[nycbug-talk] regular hardware troubleshooting/monitoring

David Rio Deiros driodeiros
Thu Jun 23 01:50:45 EDT 2005

On Thu, Jun 23, 2005 at 01:33:15AM -0400, George R. wrote:
> Anyway, Ike and I were discussing this evening, and maybe it would make 
> sense to figure out some daily tests on production hardware that would 
> notify the results when an error occurs, say, with memtest or fsck. 
> Outside of what already comes out in the daily/weekly/monthly emails.
> Any thoughts on this?  Does it make sense to have regular tests running 
> on production hardware?  Does anyone do this in their own environment, 
> outside of whatever the various full-scale open and closed source 
> products already do on hardware monitoring?

This is what I think about it:

I cannot see how to test the memory without rebooting the machine. Even 
if you could do it, you will have to modify the memtest code to send
you the results via (smtp, http, etc...) something tough considering 
(I am not sure) memtest is written in assembly.

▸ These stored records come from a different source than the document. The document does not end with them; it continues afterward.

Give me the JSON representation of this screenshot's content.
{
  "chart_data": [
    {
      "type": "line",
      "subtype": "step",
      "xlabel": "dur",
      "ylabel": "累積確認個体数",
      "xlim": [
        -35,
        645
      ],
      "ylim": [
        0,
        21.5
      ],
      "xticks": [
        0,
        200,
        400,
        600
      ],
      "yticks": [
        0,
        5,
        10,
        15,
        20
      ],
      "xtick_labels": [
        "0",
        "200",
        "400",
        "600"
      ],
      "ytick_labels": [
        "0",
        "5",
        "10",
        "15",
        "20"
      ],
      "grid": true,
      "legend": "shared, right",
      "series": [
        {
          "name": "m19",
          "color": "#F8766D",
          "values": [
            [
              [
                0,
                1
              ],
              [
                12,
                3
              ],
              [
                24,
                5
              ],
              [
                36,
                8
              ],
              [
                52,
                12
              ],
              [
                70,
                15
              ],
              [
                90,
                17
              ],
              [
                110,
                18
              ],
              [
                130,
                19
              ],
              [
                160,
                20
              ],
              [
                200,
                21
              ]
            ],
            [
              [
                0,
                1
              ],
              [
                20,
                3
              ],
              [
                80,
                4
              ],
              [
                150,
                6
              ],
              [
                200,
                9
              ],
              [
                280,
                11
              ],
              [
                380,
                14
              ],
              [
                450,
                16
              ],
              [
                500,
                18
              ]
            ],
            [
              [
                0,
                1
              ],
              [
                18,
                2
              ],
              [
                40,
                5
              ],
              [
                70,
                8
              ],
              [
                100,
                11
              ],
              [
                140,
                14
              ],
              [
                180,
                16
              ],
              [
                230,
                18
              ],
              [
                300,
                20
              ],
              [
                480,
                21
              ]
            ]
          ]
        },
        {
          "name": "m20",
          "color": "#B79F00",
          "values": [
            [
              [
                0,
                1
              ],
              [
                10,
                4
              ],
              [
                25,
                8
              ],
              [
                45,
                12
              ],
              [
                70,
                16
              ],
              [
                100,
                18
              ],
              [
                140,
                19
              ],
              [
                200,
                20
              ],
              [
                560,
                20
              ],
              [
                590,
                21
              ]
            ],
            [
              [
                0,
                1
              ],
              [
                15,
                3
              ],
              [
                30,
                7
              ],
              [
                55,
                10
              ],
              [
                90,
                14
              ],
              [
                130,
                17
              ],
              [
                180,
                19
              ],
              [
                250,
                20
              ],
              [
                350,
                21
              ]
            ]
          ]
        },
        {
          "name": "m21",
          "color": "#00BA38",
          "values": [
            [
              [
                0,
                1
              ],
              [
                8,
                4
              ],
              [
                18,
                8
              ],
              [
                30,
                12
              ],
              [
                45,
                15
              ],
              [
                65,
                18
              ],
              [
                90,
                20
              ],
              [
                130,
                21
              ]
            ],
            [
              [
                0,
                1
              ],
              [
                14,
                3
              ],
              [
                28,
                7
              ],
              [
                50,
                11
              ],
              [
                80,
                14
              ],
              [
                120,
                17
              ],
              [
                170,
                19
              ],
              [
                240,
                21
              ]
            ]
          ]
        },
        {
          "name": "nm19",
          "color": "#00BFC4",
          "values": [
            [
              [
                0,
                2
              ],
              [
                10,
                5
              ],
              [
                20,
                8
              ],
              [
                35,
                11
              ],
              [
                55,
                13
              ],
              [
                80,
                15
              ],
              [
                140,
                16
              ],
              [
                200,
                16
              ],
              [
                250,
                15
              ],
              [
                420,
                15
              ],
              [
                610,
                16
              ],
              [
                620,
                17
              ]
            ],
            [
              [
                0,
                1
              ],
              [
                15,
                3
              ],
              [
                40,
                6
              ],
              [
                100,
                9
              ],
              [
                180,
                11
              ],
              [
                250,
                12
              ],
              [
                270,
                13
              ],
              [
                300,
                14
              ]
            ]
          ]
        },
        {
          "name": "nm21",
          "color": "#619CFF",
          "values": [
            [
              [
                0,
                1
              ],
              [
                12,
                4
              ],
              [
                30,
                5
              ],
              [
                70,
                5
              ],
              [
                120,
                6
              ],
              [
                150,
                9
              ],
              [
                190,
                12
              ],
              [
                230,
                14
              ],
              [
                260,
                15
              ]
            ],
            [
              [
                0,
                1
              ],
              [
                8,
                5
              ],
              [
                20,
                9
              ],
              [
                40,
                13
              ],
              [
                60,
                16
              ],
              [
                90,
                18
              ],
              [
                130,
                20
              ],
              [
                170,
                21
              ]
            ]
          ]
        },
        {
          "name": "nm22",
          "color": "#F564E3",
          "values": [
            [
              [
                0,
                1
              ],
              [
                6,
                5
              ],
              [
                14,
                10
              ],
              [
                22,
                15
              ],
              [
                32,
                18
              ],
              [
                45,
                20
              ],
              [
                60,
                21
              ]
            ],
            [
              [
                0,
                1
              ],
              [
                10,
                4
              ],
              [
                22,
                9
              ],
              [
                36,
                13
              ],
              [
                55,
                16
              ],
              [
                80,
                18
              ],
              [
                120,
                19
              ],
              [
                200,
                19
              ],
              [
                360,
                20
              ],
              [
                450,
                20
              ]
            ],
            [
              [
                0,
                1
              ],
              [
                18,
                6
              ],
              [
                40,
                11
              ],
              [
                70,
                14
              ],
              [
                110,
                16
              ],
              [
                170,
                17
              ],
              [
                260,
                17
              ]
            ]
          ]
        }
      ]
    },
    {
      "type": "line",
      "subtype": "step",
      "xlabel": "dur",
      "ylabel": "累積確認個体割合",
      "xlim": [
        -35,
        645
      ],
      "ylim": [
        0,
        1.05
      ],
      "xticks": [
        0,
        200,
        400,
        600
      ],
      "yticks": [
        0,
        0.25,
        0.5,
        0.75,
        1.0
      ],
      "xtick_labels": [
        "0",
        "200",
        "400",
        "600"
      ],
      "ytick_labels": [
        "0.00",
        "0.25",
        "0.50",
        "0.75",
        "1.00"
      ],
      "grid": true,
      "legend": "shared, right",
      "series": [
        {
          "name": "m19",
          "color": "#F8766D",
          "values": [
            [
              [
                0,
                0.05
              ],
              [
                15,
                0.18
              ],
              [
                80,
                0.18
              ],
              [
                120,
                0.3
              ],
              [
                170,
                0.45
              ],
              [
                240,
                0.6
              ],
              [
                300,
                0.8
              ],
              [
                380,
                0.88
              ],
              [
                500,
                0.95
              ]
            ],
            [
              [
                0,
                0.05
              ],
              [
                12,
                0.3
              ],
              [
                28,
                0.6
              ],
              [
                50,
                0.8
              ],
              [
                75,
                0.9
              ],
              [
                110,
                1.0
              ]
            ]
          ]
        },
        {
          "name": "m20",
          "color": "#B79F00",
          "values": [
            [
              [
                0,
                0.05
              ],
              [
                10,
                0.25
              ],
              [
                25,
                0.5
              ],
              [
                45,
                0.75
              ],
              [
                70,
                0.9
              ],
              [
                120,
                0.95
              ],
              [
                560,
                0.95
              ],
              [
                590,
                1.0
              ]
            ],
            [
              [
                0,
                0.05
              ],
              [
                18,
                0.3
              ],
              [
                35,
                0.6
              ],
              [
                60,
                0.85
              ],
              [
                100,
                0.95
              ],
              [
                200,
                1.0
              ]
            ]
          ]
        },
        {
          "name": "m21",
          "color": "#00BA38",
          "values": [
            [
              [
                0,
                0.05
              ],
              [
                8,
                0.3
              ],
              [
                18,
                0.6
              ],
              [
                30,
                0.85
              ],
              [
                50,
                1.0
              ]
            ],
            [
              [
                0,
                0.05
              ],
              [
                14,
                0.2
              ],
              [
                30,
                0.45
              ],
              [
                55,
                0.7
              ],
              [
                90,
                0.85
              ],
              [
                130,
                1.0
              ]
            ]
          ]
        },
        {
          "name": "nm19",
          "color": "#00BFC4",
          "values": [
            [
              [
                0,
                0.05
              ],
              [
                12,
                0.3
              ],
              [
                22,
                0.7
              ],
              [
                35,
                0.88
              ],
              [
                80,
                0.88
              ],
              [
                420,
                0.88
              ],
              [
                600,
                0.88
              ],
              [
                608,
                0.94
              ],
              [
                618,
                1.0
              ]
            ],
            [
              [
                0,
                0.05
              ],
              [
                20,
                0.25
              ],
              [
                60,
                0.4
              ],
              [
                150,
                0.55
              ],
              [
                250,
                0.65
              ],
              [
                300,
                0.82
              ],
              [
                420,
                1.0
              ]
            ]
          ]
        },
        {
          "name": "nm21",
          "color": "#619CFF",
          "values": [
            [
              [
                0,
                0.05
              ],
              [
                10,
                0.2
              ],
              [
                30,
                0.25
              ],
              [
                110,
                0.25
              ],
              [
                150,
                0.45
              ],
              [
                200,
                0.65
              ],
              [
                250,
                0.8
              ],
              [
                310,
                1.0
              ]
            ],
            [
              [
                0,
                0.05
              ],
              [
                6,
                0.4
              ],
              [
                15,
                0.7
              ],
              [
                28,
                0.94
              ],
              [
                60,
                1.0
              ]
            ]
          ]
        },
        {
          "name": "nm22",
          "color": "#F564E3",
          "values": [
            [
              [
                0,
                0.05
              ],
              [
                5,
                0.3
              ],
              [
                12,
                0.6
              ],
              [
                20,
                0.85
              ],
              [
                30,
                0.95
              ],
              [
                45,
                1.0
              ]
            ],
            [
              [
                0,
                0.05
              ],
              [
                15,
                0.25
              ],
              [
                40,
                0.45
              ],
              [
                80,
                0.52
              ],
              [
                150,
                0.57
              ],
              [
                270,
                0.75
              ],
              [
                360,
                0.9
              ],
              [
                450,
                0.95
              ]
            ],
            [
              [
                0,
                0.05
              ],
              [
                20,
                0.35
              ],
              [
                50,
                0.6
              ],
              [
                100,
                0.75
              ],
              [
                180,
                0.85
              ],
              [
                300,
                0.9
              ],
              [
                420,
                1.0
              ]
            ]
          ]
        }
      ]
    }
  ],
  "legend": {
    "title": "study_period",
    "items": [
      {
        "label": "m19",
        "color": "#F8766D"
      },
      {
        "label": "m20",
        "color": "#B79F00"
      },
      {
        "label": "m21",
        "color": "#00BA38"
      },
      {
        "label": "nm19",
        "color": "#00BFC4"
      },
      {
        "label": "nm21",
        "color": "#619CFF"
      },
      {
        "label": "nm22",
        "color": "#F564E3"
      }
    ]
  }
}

Regarding to the CPU, pretty much the same.... Well... you can actually
run programs like cpuburn but those are going to put your CPU to 0%
idle. Something you don't want in a production server. Besides cpuburn
has to run a couple of days at least in order to verify that the CPU
is going to work fine over extreme.

Rergarding to the Hard drives, you have the SMART feature that 
comes with all the hard drives nowadays, again, if you make 
your hd to run tests that is going to reduce performance. If 
you know when you can tolerate that then you can safely run it.